- π PI Ⅱ -【BL】
実家に帰らせていただきます。
「周……、俺どーにかなっちゃいそうです。あの人…変を通り越して怖い…」
早く帰ってきて、と言いながらぎゅっと周おおかみを抱きしめ、それでも刹那さんの相手で一日疲れ切っていた俺はその晩、あっけなく眠りに落ちた。
次の日の朝、何故かべったりとくっついてくる刹那さんを振り払うこともできず、俺は通常通り会社に向かった。

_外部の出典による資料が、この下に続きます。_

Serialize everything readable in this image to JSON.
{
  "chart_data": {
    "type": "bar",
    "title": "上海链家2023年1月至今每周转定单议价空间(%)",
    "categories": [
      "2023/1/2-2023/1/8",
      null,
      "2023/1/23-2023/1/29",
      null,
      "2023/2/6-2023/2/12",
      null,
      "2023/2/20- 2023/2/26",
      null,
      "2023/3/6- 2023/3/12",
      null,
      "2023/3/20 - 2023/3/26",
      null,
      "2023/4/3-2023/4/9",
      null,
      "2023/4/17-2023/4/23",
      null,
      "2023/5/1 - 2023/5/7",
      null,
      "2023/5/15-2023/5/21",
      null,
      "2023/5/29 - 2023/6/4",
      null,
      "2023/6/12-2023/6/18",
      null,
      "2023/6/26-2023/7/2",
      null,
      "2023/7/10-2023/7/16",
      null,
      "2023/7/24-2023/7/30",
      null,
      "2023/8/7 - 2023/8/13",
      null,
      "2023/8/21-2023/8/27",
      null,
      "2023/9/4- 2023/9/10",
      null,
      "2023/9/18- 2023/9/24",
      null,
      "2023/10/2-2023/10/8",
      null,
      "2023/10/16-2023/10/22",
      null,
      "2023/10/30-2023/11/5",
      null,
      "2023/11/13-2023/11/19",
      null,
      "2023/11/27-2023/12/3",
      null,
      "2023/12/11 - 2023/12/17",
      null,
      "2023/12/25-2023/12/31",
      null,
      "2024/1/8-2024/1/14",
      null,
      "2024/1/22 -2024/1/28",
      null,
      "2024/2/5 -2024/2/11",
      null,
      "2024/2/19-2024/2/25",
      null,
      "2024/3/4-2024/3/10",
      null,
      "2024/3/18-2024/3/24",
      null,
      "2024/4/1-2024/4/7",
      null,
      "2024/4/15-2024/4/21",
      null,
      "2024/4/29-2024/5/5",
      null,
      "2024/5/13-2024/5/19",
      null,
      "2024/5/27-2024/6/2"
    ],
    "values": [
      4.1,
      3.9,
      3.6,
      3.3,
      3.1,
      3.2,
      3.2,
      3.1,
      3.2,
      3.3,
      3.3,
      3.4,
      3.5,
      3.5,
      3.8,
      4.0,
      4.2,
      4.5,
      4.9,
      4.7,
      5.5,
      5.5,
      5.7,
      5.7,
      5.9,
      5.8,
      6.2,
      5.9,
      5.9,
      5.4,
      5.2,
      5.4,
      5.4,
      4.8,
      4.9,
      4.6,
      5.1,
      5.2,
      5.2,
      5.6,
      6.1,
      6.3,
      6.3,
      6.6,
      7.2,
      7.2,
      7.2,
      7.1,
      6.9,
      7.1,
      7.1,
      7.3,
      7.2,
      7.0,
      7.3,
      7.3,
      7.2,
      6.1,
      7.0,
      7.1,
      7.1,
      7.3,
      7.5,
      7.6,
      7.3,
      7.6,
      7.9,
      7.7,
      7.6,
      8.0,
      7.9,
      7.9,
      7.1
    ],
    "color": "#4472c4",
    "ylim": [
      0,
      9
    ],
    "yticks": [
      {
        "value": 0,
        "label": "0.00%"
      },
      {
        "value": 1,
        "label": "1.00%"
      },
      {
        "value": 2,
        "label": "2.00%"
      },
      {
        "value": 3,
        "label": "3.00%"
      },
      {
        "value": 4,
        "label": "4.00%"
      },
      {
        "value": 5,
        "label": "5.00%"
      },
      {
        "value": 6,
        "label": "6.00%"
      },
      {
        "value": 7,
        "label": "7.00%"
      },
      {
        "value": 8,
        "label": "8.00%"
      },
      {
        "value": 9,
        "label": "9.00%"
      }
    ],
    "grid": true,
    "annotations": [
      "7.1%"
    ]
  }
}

電車の中で慌しく読んだ新聞には、昨日刹那さんが教えてくれた事件の概要が載っていた。
刹那さんの情報は正しかったってわけだ。
「行ってらっしゃ~い♪」なんて会社の前で手を振られて、若干げんなりしつつも三好の姿を見つけると、刹那さんから逃げるように俺は走りよった。
「よっ、昨日の酔いは大丈夫か?」
「…桐ヶ谷…昨日は…なんかごめんな」
三好はバツが悪そうに頭を掻いて俯いた。
「いや、いーって」明るく笑うと、三好はちょっとだけ微苦笑を浮かべて、
「お前は元気だよな。あんなにデート楽しみにしてそうだったけど、中止になっちまったって言うのに」
「……ああ、まぁそれはいいよ。忙しいヤツだからしょうがない。また今度行けるし」
刹那さんのお陰で落ち込む暇もなかったし……
「てか俺そんなに楽しみにしてそうに見えた?」
「そう見えたけど?」
三好も笑う。
いつも通りの三好だ。
やっぱ昨日のは酔っ払ってただけだったんだな。
――――
そして日常がはじまろうとしていた。